Orateur
Description
Neutrino oscillations are firmly established experimentally, but two major unknowns remain: the ordering of the three masses and whether charge-parity symmetry is violated. The Deep Underground Neutrino Experiment (DUNE) is a next-generation long-baseline neutrino oscillation experiment that aims to address these and other fundamental questions in particle physics and astrophysics. DUNE is the first experiment to measure neutrinos and antineutrinos as a function of energy over a broad spectrum spanning the first two oscillations. DUNE’s very long 1300 km baseline breaks the degeneracy between the asymmetry caused by the matter effect and that potentially caused by CP violation, yielding a clean determination of the mass ordering. DUNE’s liquid-argon technology provides exquisite imaging, enabling excellent flavor and energy determination. All of this combines to make DUNE a unique neutrino oscillation experiment.
Unique features of DUNE include the powerful high-intensity neutrino beam from the PIP-II accelerator upgrade at Fermilab, a complex near-detector system, and four massive liquid-argon time-projection chambers (LArTPCs) at the far site. In addition to beam-based physics, DUNE will carry out a rich non-beam program, including the detection of neutrinos from supernovae, the Sun, and cosmic-ray interactions in the atmosphere.

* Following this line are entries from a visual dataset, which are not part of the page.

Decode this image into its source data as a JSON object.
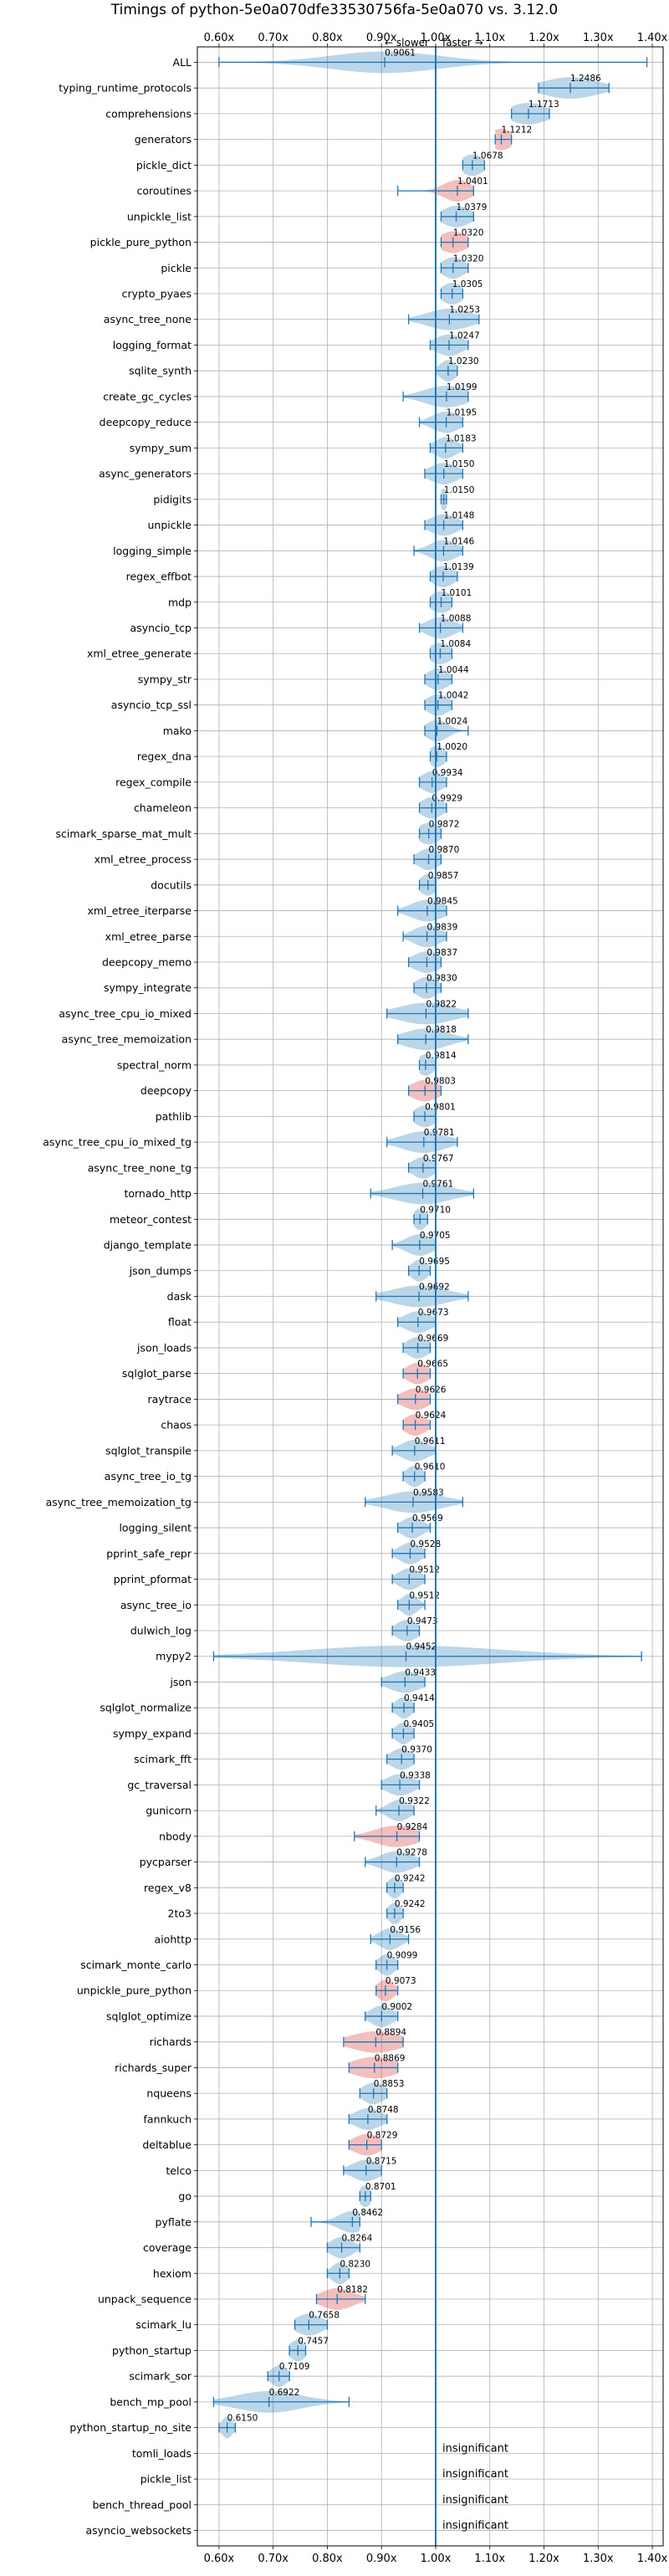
{
  "chart_data": {
    "type": "violin",
    "title": "Timings of python-5e0a070dfe33530756fa-5e0a070 vs. 3.12.0",
    "direction_labels": {
      "slower": "← slower",
      "faster": "faster →"
    },
    "xlim": [
      0.56,
      1.42
    ],
    "xticks": [
      0.6,
      0.7,
      0.8,
      0.9,
      1.0,
      1.1,
      1.2,
      1.3,
      1.4
    ],
    "xtick_labels": [
      "0.60x",
      "0.70x",
      "0.80x",
      "0.90x",
      "1.00x",
      "1.10x",
      "1.20x",
      "1.30x",
      "1.40x"
    ],
    "reference_line": 1.0,
    "grid": true,
    "colors": {
      "normal": "#1f77b4",
      "highlight": "#d62728",
      "reference": "#1f77b4"
    },
    "insignificant_text": "insignificant",
    "benchmarks": [
      {
        "name": "ALL",
        "value": 0.9061,
        "label": "0.9061",
        "min": 0.6,
        "max": 1.39,
        "spread": 0.1,
        "highlight": false
      },
      {
        "name": "typing_runtime_protocols",
        "value": 1.2486,
        "label": "1.2486",
        "min": 1.19,
        "max": 1.32,
        "spread": 0.05,
        "highlight": false
      },
      {
        "name": "comprehensions",
        "value": 1.1713,
        "label": "1.1713",
        "min": 1.14,
        "max": 1.21,
        "spread": 0.035,
        "highlight": false
      },
      {
        "name": "generators",
        "value": 1.1212,
        "label": "1.1212",
        "min": 1.11,
        "max": 1.14,
        "spread": 0.02,
        "highlight": true
      },
      {
        "name": "pickle_dict",
        "value": 1.0678,
        "label": "1.0678",
        "min": 1.05,
        "max": 1.09,
        "spread": 0.02,
        "highlight": false
      },
      {
        "name": "coroutines",
        "value": 1.0401,
        "label": "1.0401",
        "min": 0.93,
        "max": 1.07,
        "spread": 0.025,
        "highlight": true
      },
      {
        "name": "unpickle_list",
        "value": 1.0379,
        "label": "1.0379",
        "min": 1.01,
        "max": 1.07,
        "spread": 0.025,
        "highlight": false
      },
      {
        "name": "pickle_pure_python",
        "value": 1.032,
        "label": "1.0320",
        "min": 1.01,
        "max": 1.06,
        "spread": 0.025,
        "highlight": true
      },
      {
        "name": "pickle",
        "value": 1.032,
        "label": "1.0320",
        "min": 1.01,
        "max": 1.06,
        "spread": 0.02,
        "highlight": false
      },
      {
        "name": "crypto_pyaes",
        "value": 1.0305,
        "label": "1.0305",
        "min": 1.01,
        "max": 1.05,
        "spread": 0.02,
        "highlight": false
      },
      {
        "name": "async_tree_none",
        "value": 1.0253,
        "label": "1.0253",
        "min": 0.95,
        "max": 1.08,
        "spread": 0.04,
        "highlight": false
      },
      {
        "name": "logging_format",
        "value": 1.0247,
        "label": "1.0247",
        "min": 0.99,
        "max": 1.06,
        "spread": 0.025,
        "highlight": false
      },
      {
        "name": "sqlite_synth",
        "value": 1.023,
        "label": "1.0230",
        "min": 1.0,
        "max": 1.04,
        "spread": 0.015,
        "highlight": false
      },
      {
        "name": "create_gc_cycles",
        "value": 1.0199,
        "label": "1.0199",
        "min": 0.94,
        "max": 1.06,
        "spread": 0.04,
        "highlight": false
      },
      {
        "name": "deepcopy_reduce",
        "value": 1.0195,
        "label": "1.0195",
        "min": 0.97,
        "max": 1.05,
        "spread": 0.025,
        "highlight": false
      },
      {
        "name": "sympy_sum",
        "value": 1.0183,
        "label": "1.0183",
        "min": 0.99,
        "max": 1.05,
        "spread": 0.02,
        "highlight": false
      },
      {
        "name": "async_generators",
        "value": 1.015,
        "label": "1.0150",
        "min": 0.98,
        "max": 1.05,
        "spread": 0.025,
        "highlight": false
      },
      {
        "name": "pidigits",
        "value": 1.015,
        "label": "1.0150",
        "min": 1.01,
        "max": 1.02,
        "spread": 0.008,
        "highlight": false
      },
      {
        "name": "unpickle",
        "value": 1.0148,
        "label": "1.0148",
        "min": 0.98,
        "max": 1.05,
        "spread": 0.025,
        "highlight": false
      },
      {
        "name": "logging_simple",
        "value": 1.0146,
        "label": "1.0146",
        "min": 0.96,
        "max": 1.05,
        "spread": 0.025,
        "highlight": false
      },
      {
        "name": "regex_effbot",
        "value": 1.0139,
        "label": "1.0139",
        "min": 0.99,
        "max": 1.04,
        "spread": 0.02,
        "highlight": false
      },
      {
        "name": "mdp",
        "value": 1.0101,
        "label": "1.0101",
        "min": 0.99,
        "max": 1.03,
        "spread": 0.02,
        "highlight": false
      },
      {
        "name": "asyncio_tcp",
        "value": 1.0088,
        "label": "1.0088",
        "min": 0.97,
        "max": 1.05,
        "spread": 0.025,
        "highlight": false
      },
      {
        "name": "xml_etree_generate",
        "value": 1.0084,
        "label": "1.0084",
        "min": 0.99,
        "max": 1.03,
        "spread": 0.02,
        "highlight": false
      },
      {
        "name": "sympy_str",
        "value": 1.0044,
        "label": "1.0044",
        "min": 0.98,
        "max": 1.03,
        "spread": 0.02,
        "highlight": false
      },
      {
        "name": "asyncio_tcp_ssl",
        "value": 1.0042,
        "label": "1.0042",
        "min": 0.98,
        "max": 1.03,
        "spread": 0.02,
        "highlight": false
      },
      {
        "name": "mako",
        "value": 1.0024,
        "label": "1.0024",
        "min": 0.98,
        "max": 1.06,
        "spread": 0.02,
        "highlight": false
      },
      {
        "name": "regex_dna",
        "value": 1.002,
        "label": "1.0020",
        "min": 0.99,
        "max": 1.02,
        "spread": 0.015,
        "highlight": false
      },
      {
        "name": "regex_compile",
        "value": 0.9934,
        "label": "0.9934",
        "min": 0.97,
        "max": 1.02,
        "spread": 0.02,
        "highlight": false
      },
      {
        "name": "chameleon",
        "value": 0.9929,
        "label": "0.9929",
        "min": 0.97,
        "max": 1.02,
        "spread": 0.02,
        "highlight": false
      },
      {
        "name": "scimark_sparse_mat_mult",
        "value": 0.9872,
        "label": "0.9872",
        "min": 0.97,
        "max": 1.01,
        "spread": 0.02,
        "highlight": false
      },
      {
        "name": "xml_etree_process",
        "value": 0.987,
        "label": "0.9870",
        "min": 0.96,
        "max": 1.01,
        "spread": 0.02,
        "highlight": false
      },
      {
        "name": "docutils",
        "value": 0.9857,
        "label": "0.9857",
        "min": 0.97,
        "max": 1.0,
        "spread": 0.015,
        "highlight": false
      },
      {
        "name": "xml_etree_iterparse",
        "value": 0.9845,
        "label": "0.9845",
        "min": 0.93,
        "max": 1.02,
        "spread": 0.03,
        "highlight": false
      },
      {
        "name": "xml_etree_parse",
        "value": 0.9839,
        "label": "0.9839",
        "min": 0.94,
        "max": 1.02,
        "spread": 0.025,
        "highlight": false
      },
      {
        "name": "deepcopy_memo",
        "value": 0.9837,
        "label": "0.9837",
        "min": 0.95,
        "max": 1.01,
        "spread": 0.025,
        "highlight": false
      },
      {
        "name": "sympy_integrate",
        "value": 0.983,
        "label": "0.9830",
        "min": 0.96,
        "max": 1.01,
        "spread": 0.02,
        "highlight": false
      },
      {
        "name": "async_tree_cpu_io_mixed",
        "value": 0.9822,
        "label": "0.9822",
        "min": 0.91,
        "max": 1.06,
        "spread": 0.05,
        "highlight": false
      },
      {
        "name": "async_tree_memoization",
        "value": 0.9818,
        "label": "0.9818",
        "min": 0.93,
        "max": 1.06,
        "spread": 0.04,
        "highlight": false
      },
      {
        "name": "spectral_norm",
        "value": 0.9814,
        "label": "0.9814",
        "min": 0.97,
        "max": 1.0,
        "spread": 0.015,
        "highlight": false
      },
      {
        "name": "deepcopy",
        "value": 0.9803,
        "label": "0.9803",
        "min": 0.95,
        "max": 1.01,
        "spread": 0.025,
        "highlight": true
      },
      {
        "name": "pathlib",
        "value": 0.9801,
        "label": "0.9801",
        "min": 0.96,
        "max": 1.0,
        "spread": 0.02,
        "highlight": false
      },
      {
        "name": "async_tree_cpu_io_mixed_tg",
        "value": 0.9781,
        "label": "0.9781",
        "min": 0.91,
        "max": 1.04,
        "spread": 0.04,
        "highlight": false
      },
      {
        "name": "async_tree_none_tg",
        "value": 0.9767,
        "label": "0.9767",
        "min": 0.95,
        "max": 1.0,
        "spread": 0.02,
        "highlight": false
      },
      {
        "name": "tornado_http",
        "value": 0.9761,
        "label": "0.9761",
        "min": 0.88,
        "max": 1.07,
        "spread": 0.05,
        "highlight": false
      },
      {
        "name": "meteor_contest",
        "value": 0.971,
        "label": "0.9710",
        "min": 0.96,
        "max": 0.985,
        "spread": 0.012,
        "highlight": false
      },
      {
        "name": "django_template",
        "value": 0.9705,
        "label": "0.9705",
        "min": 0.92,
        "max": 1.0,
        "spread": 0.025,
        "highlight": false
      },
      {
        "name": "json_dumps",
        "value": 0.9695,
        "label": "0.9695",
        "min": 0.95,
        "max": 0.99,
        "spread": 0.015,
        "highlight": false
      },
      {
        "name": "dask",
        "value": 0.9692,
        "label": "0.9692",
        "min": 0.89,
        "max": 1.06,
        "spread": 0.05,
        "highlight": false
      },
      {
        "name": "float",
        "value": 0.9673,
        "label": "0.9673",
        "min": 0.93,
        "max": 1.0,
        "spread": 0.025,
        "highlight": false
      },
      {
        "name": "json_loads",
        "value": 0.9669,
        "label": "0.9669",
        "min": 0.94,
        "max": 0.99,
        "spread": 0.02,
        "highlight": false
      },
      {
        "name": "sqlglot_parse",
        "value": 0.9665,
        "label": "0.9665",
        "min": 0.94,
        "max": 0.99,
        "spread": 0.02,
        "highlight": true
      },
      {
        "name": "raytrace",
        "value": 0.9626,
        "label": "0.9626",
        "min": 0.93,
        "max": 0.99,
        "spread": 0.025,
        "highlight": true
      },
      {
        "name": "chaos",
        "value": 0.9624,
        "label": "0.9624",
        "min": 0.94,
        "max": 0.99,
        "spread": 0.02,
        "highlight": true
      },
      {
        "name": "sqlglot_transpile",
        "value": 0.9611,
        "label": "0.9611",
        "min": 0.92,
        "max": 1.0,
        "spread": 0.025,
        "highlight": false
      },
      {
        "name": "async_tree_io_tg",
        "value": 0.961,
        "label": "0.9610",
        "min": 0.94,
        "max": 0.98,
        "spread": 0.015,
        "highlight": false
      },
      {
        "name": "async_tree_memoization_tg",
        "value": 0.9583,
        "label": "0.9583",
        "min": 0.87,
        "max": 1.05,
        "spread": 0.05,
        "highlight": false
      },
      {
        "name": "logging_silent",
        "value": 0.9569,
        "label": "0.9569",
        "min": 0.93,
        "max": 0.99,
        "spread": 0.02,
        "highlight": false
      },
      {
        "name": "pprint_safe_repr",
        "value": 0.9528,
        "label": "0.9528",
        "min": 0.92,
        "max": 0.98,
        "spread": 0.02,
        "highlight": false
      },
      {
        "name": "pprint_pformat",
        "value": 0.9512,
        "label": "0.9512",
        "min": 0.92,
        "max": 0.98,
        "spread": 0.02,
        "highlight": false
      },
      {
        "name": "async_tree_io",
        "value": 0.9512,
        "label": "0.9512",
        "min": 0.93,
        "max": 0.98,
        "spread": 0.015,
        "highlight": false
      },
      {
        "name": "dulwich_log",
        "value": 0.9473,
        "label": "0.9473",
        "min": 0.92,
        "max": 0.97,
        "spread": 0.02,
        "highlight": false
      },
      {
        "name": "mypy2",
        "value": 0.9452,
        "label": "0.9452",
        "min": 0.59,
        "max": 1.38,
        "spread": 0.18,
        "highlight": false
      },
      {
        "name": "json",
        "value": 0.9433,
        "label": "0.9433",
        "min": 0.9,
        "max": 0.98,
        "spread": 0.03,
        "highlight": false
      },
      {
        "name": "sqlglot_normalize",
        "value": 0.9414,
        "label": "0.9414",
        "min": 0.92,
        "max": 0.96,
        "spread": 0.015,
        "highlight": false
      },
      {
        "name": "sympy_expand",
        "value": 0.9405,
        "label": "0.9405",
        "min": 0.92,
        "max": 0.96,
        "spread": 0.015,
        "highlight": false
      },
      {
        "name": "scimark_fft",
        "value": 0.937,
        "label": "0.9370",
        "min": 0.91,
        "max": 0.96,
        "spread": 0.02,
        "highlight": false
      },
      {
        "name": "gc_traversal",
        "value": 0.9338,
        "label": "0.9338",
        "min": 0.9,
        "max": 0.97,
        "spread": 0.025,
        "highlight": false
      },
      {
        "name": "gunicorn",
        "value": 0.9322,
        "label": "0.9322",
        "min": 0.89,
        "max": 0.96,
        "spread": 0.02,
        "highlight": false
      },
      {
        "name": "nbody",
        "value": 0.9284,
        "label": "0.9284",
        "min": 0.85,
        "max": 0.97,
        "spread": 0.04,
        "highlight": true
      },
      {
        "name": "pycparser",
        "value": 0.9278,
        "label": "0.9278",
        "min": 0.87,
        "max": 0.97,
        "spread": 0.03,
        "highlight": false
      },
      {
        "name": "regex_v8",
        "value": 0.9242,
        "label": "0.9242",
        "min": 0.91,
        "max": 0.94,
        "spread": 0.012,
        "highlight": false
      },
      {
        "name": "2to3",
        "value": 0.9242,
        "label": "0.9242",
        "min": 0.91,
        "max": 0.94,
        "spread": 0.012,
        "highlight": false
      },
      {
        "name": "aiohttp",
        "value": 0.9156,
        "label": "0.9156",
        "min": 0.88,
        "max": 0.95,
        "spread": 0.02,
        "highlight": false
      },
      {
        "name": "scimark_monte_carlo",
        "value": 0.9099,
        "label": "0.9099",
        "min": 0.89,
        "max": 0.93,
        "spread": 0.015,
        "highlight": false
      },
      {
        "name": "unpickle_pure_python",
        "value": 0.9073,
        "label": "0.9073",
        "min": 0.89,
        "max": 0.93,
        "spread": 0.015,
        "highlight": true
      },
      {
        "name": "sqlglot_optimize",
        "value": 0.9002,
        "label": "0.9002",
        "min": 0.87,
        "max": 0.93,
        "spread": 0.02,
        "highlight": false
      },
      {
        "name": "richards",
        "value": 0.8894,
        "label": "0.8894",
        "min": 0.83,
        "max": 0.94,
        "spread": 0.045,
        "highlight": true
      },
      {
        "name": "richards_super",
        "value": 0.8869,
        "label": "0.8869",
        "min": 0.84,
        "max": 0.93,
        "spread": 0.04,
        "highlight": true
      },
      {
        "name": "nqueens",
        "value": 0.8853,
        "label": "0.8853",
        "min": 0.86,
        "max": 0.91,
        "spread": 0.02,
        "highlight": false
      },
      {
        "name": "fannkuch",
        "value": 0.8748,
        "label": "0.8748",
        "min": 0.84,
        "max": 0.91,
        "spread": 0.025,
        "highlight": false
      },
      {
        "name": "deltablue",
        "value": 0.8729,
        "label": "0.8729",
        "min": 0.84,
        "max": 0.9,
        "spread": 0.025,
        "highlight": true
      },
      {
        "name": "telco",
        "value": 0.8715,
        "label": "0.8715",
        "min": 0.83,
        "max": 0.9,
        "spread": 0.025,
        "highlight": false
      },
      {
        "name": "go",
        "value": 0.8701,
        "label": "0.8701",
        "min": 0.86,
        "max": 0.88,
        "spread": 0.012,
        "highlight": false
      },
      {
        "name": "pyflate",
        "value": 0.8462,
        "label": "0.8462",
        "min": 0.77,
        "max": 0.86,
        "spread": 0.025,
        "highlight": false
      },
      {
        "name": "coverage",
        "value": 0.8264,
        "label": "0.8264",
        "min": 0.8,
        "max": 0.86,
        "spread": 0.02,
        "highlight": false
      },
      {
        "name": "hexiom",
        "value": 0.823,
        "label": "0.8230",
        "min": 0.8,
        "max": 0.84,
        "spread": 0.015,
        "highlight": false
      },
      {
        "name": "unpack_sequence",
        "value": 0.8182,
        "label": "0.8182",
        "min": 0.78,
        "max": 0.87,
        "spread": 0.03,
        "highlight": true
      },
      {
        "name": "scimark_lu",
        "value": 0.7658,
        "label": "0.7658",
        "min": 0.74,
        "max": 0.8,
        "spread": 0.025,
        "highlight": false
      },
      {
        "name": "python_startup",
        "value": 0.7457,
        "label": "0.7457",
        "min": 0.73,
        "max": 0.76,
        "spread": 0.015,
        "highlight": false
      },
      {
        "name": "scimark_sor",
        "value": 0.7109,
        "label": "0.7109",
        "min": 0.69,
        "max": 0.73,
        "spread": 0.015,
        "highlight": false
      },
      {
        "name": "bench_mp_pool",
        "value": 0.6922,
        "label": "0.6922",
        "min": 0.59,
        "max": 0.84,
        "spread": 0.06,
        "highlight": false
      },
      {
        "name": "python_startup_no_site",
        "value": 0.615,
        "label": "0.6150",
        "min": 0.6,
        "max": 0.63,
        "spread": 0.01,
        "highlight": false
      },
      {
        "name": "tomli_loads",
        "value": null,
        "label": "",
        "insignificant": true
      },
      {
        "name": "pickle_list",
        "value": null,
        "label": "",
        "insignificant": true
      },
      {
        "name": "bench_thread_pool",
        "value": null,
        "label": "",
        "insignificant": true
      },
      {
        "name": "asyncio_websockets",
        "value": null,
        "label": "",
        "insignificant": true
      }
    ]
  }
}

As of 2025, excavation at the far site is complete, and infrastructure work is ongoing in preparation for detector installation. ProtoDUNE modules at CERN and Fermilab have demonstrated the DUNE detector technologies. The physics program is expected to begin in phases, with non-beam physics starting as early as 2029 and full beam-based operations with the near detector commencing around 2031. This presentation provides an overview of the experimental design, status, and anticipated physics reach of DUNE.